Со стола убрали, оставив только кофе. Гарри обнаружил, что его чашка уже пуста, и налил себе ещё.
— Наше положение не только преимущество, но и великая ответственность. Ты знаешь, что у руководителя всегда максимум ответственности. Многие люди не хотят подниматься выше. Их устраивает положение. Но в случае переворотов они страдают тоже. Мы в ответе за них. В ответе за всех, кто остаётся внизу, потому что на них стоит гора. На них выстроена вся пирамида. Таков порядок вещей.
Гарри представилась гигантская пирамида из спрессованных людей, по которой вверх карабкается Дамблдор и другие. Кто-то, плохо уцепившись, срывается и падает вниз.

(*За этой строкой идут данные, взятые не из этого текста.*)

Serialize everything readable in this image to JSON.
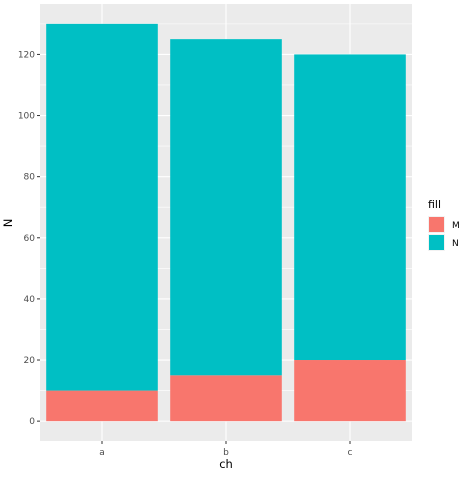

Старик тем временем, взглянув на Гарри, поджал некрасивый морщинистый рот и добавил:
— Ты так и не ответил. Что ты выбираешь?
Гарри механически схватился за кофейник. Дамблдор имел в виду, что попытки его убрать приведут лишь к тому, что на его место придёт очередной мудак, такой же точно. И уж конечно, Дамблдор не потерпит, чтобы кто-то пытался занять его место, хотя по его логике именно к этому Гарри и должен стремиться…

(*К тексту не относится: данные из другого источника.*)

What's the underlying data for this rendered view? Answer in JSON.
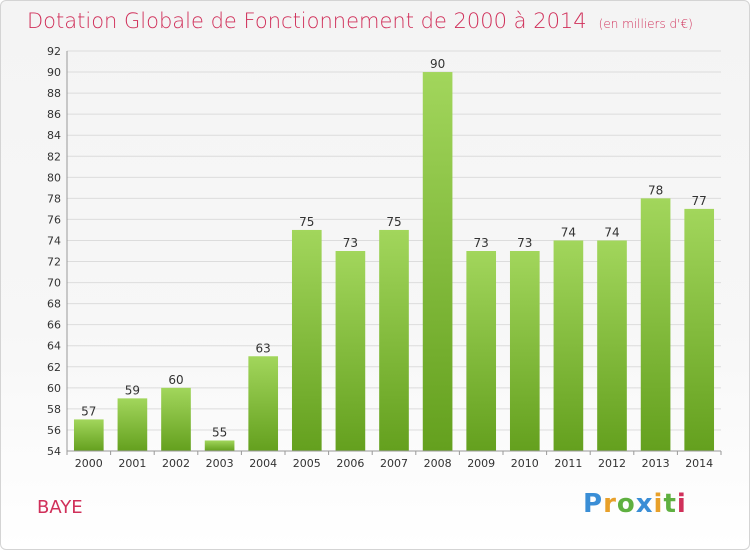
{
  "chart_data": {
    "type": "bar",
    "title": "Dotation Globale de Fonctionnement de 2000 à 2014",
    "subtitle": "(en milliers d'€)",
    "categories": [
      "2000",
      "2001",
      "2002",
      "2003",
      "2004",
      "2005",
      "2006",
      "2007",
      "2008",
      "2009",
      "2010",
      "2011",
      "2012",
      "2013",
      "2014"
    ],
    "values": [
      57,
      59,
      60,
      55,
      63,
      75,
      73,
      75,
      90,
      73,
      73,
      74,
      74,
      78,
      77
    ],
    "ylim": [
      54,
      92
    ],
    "yticks": [
      54,
      56,
      58,
      60,
      62,
      64,
      66,
      68,
      70,
      72,
      74,
      76,
      78,
      80,
      82,
      84,
      86,
      88,
      90,
      92
    ],
    "grid": true,
    "bar_color": "#7cbd3a",
    "bar_color_light": "#9fd45a"
  },
  "footer": {
    "place": "BAYE",
    "logo": "Proxiti"
  }
}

Гарри осенило. Дамблдор с одной стороны предостерегает его, а с другой — ищет преемника. Он поднял голову. Его визави смотрел любопытствующим взглядом и, кивнув, подтвердил:
— Я прекрасно вижу, чего тебе хочется. Вернее, не хочется. Ты не желаешь, чтобы тобой управляли вслепую. Опасаешься меня… — Старик пожевал губу. — И правильно. Не стоит планировать что-то за моей спиной. Для этого ты слишком юн и неопытен. Мальчик мой, ты должен меня слушаться.
Гарри снова почувствовал подступающую тошноту.
— Ещё кофе? — спросил Дамблдор участливо, и Гарри кивнул.
— Молодость… — пробормотал старик с жадностью. — Чудесный дар. Столько силы, упорства… Где мои двадцать два…
Гарри моргнул. При всём своём воображении ему не удавалось представить Дамблдора двадцатилетним.
— Юношей я очень любил Гёте, — сказал Дамблдор безмятежно. Неожиданная и нелогичная смена темы заставила Гарри напрячься. Вдобавок он совсем не разбирался во всех этих фамилиях и, когда важная птица козыряла эрудицией, каждый раз чувствовал себя разведчиком на вражеской территории.
— Гёте?
— Гёте, — кивнул Дамблдор. — Немецкий язык обладает особым очарованием. Когда-то давно у меня был друг… Немец. Он научил меня немецкому.
— Был?
Дамблдор помолчал.
— Молодость… — произнёс он снова на этот раз с тоской. — Молодость — это джинн из бутылки. Кажется, он исполнит всё. О подвохе узнаешь потом. Молодость хочет изменить мир и думает, что достаточно загадать желание. Всё вокруг падёт к её ногам, ведь она неотразима и за то права. Как всякая красота, молодость берёт, не задаваясь вопросами. Берёт только потому, что существует.
Гарри порядком надоело слушать весь этот бред. Чтобы прервать речь старика, он нетерпеливо выпалил:
— Так что там с вашим другом?
Взгляд Дамблдора стал более осмысленным. Он обратил внимание на Гарри, и выражение его лица из рассеянного снова стало острым и проницательным.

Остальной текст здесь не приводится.